## 1. INTRODUCTION

The last 30 years have witnessed the introduction of several estimators for the semiparametric binary response model under minimal distributional assumptions on the disturbance terms (see, for example, Manski, 1975, 1985; Horowitz, 1992; Powell *et al.*, 1989; Ichimura, 1993; Klein and Spady, 1993). Much of the focus on relaxing distributional assumptions in the binary response model was motivated by the fact that maximum likelihood estimation of discrete choice models would generally lead to inconsistent estimates if the underlying distribution was incorrectly chosen.

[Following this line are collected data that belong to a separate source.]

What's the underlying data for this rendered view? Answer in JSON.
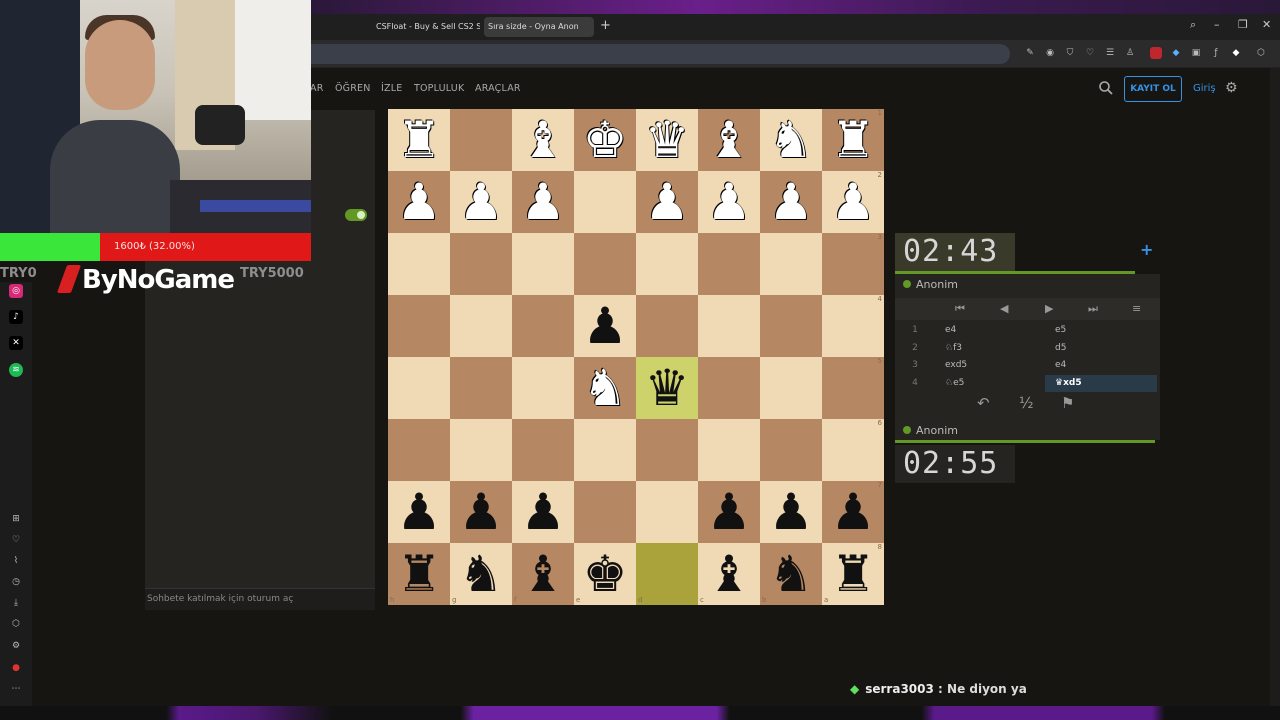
{
  "browser": {
    "tabs": [
      {
        "label": "CSFloat - Buy & Sell CS2 S"
      },
      {
        "label": "Sıra sizde - Oyna Anon"
      }
    ],
    "new_tab": "+",
    "window_controls": {
      "search": "⌕",
      "minimize": "–",
      "restore": "❐",
      "close": "✕"
    }
  },
  "header": {
    "nav": [
      "AR",
      "ÖĞREN",
      "İZLE",
      "TOPLULUK",
      "ARAÇLAR"
    ],
    "signup_label": "KAYIT OL",
    "login_label": "Giriş"
  },
  "stream": {
    "progress_text": "1600₺ (32.00%)",
    "progress_fraction": 0.32,
    "goal_start": "TRY0",
    "goal_end": "TRY5000",
    "brand": "ByNoGame"
  },
  "chat": {
    "input_placeholder": "Sohbete katılmak için oturum aç",
    "overlay_user": "serra3003",
    "overlay_sep": ":",
    "overlay_message": "Ne diyon ya"
  },
  "board": {
    "ranks": [
      "1",
      "2",
      "3",
      "4",
      "5",
      "6",
      "7",
      "8"
    ],
    "files": [
      "h",
      "g",
      "f",
      "e",
      "d",
      "c",
      "b",
      "a"
    ],
    "rows": [
      [
        "♜w",
        "",
        "♝w",
        "♚w",
        "♛w",
        "♝w",
        "♞w",
        "♜w"
      ],
      [
        "♟w",
        "♟w",
        "♟w",
        "",
        "♟w",
        "♟w",
        "♟w",
        "♟w"
      ],
      [
        "",
        "",
        "",
        "",
        "",
        "",
        "",
        ""
      ],
      [
        "",
        "",
        "",
        "♟b",
        "",
        "",
        "",
        ""
      ],
      [
        "",
        "",
        "",
        "♞w",
        "♛b",
        "",
        "",
        ""
      ],
      [
        "",
        "",
        "",
        "",
        "",
        "",
        "",
        ""
      ],
      [
        "♟b",
        "♟b",
        "♟b",
        "",
        "",
        "♟b",
        "♟b",
        "♟b"
      ],
      [
        "♜b",
        "♞b",
        "♝b",
        "♚b",
        "",
        "♝b",
        "♞b",
        "♜b"
      ]
    ],
    "highlights": [
      {
        "row": 4,
        "col": 4,
        "kind": "a"
      },
      {
        "row": 7,
        "col": 4,
        "kind": "b"
      }
    ]
  },
  "game": {
    "top_clock": {
      "minutes": "02",
      "seconds": "43"
    },
    "bottom_clock": {
      "minutes": "02",
      "seconds": "55"
    },
    "top_player": "Anonim",
    "bottom_player": "Anonim",
    "moves": [
      {
        "no": "1",
        "white": "e4",
        "black": "e5"
      },
      {
        "no": "2",
        "white": "♘f3",
        "black": "d5"
      },
      {
        "no": "3",
        "white": "exd5",
        "black": "e4"
      },
      {
        "no": "4",
        "white": "♘e5",
        "black": "♛xd5"
      }
    ],
    "active_move": "♛xd5",
    "controls": [
      "⏮",
      "◀",
      "▶",
      "⏭",
      "≡"
    ],
    "actions": [
      "↶",
      "½",
      "⚑"
    ]
  },
  "colors": {
    "board_light": "#f0d9b5",
    "board_dark": "#b58863",
    "accent": "#3692e7",
    "clock_bar": "#629924"
  }
}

In addition to the ‘shape’ of the error distribution, it may also be misspecified in the manner in which it depends on the explanatory variables. For example, if the error exhibits multiplicative heteroscedasticity that is not a function of the ‘mean’ response, then only the above-mentioned estimators of Manski and Horowitz are consistent. However, these estimators will not recover binary response probabilities or marginal effects. By estimating binary quantile models, Kordas (2006) obtains interval estimates of the probabilities under general conditions. Kahn obtains marginal effects for a more general model than that considered here, but the estimator may be subject to the ‘curse of dimensionality’ when the model contains many explanatory variables. One of the main objectives of the present paper is to obtain probabilities and associated marginal effects that are reasonably estimated when the dimension of the explanatory variables may be large. Accordingly, we model a binary response probability as depending on two indices, where the distribution of the error may depend on the explanatory variables through one or both of the indices. This specification allows for, but is not restricted to, multiplicative heteroscedasticity that depends on one or both indices.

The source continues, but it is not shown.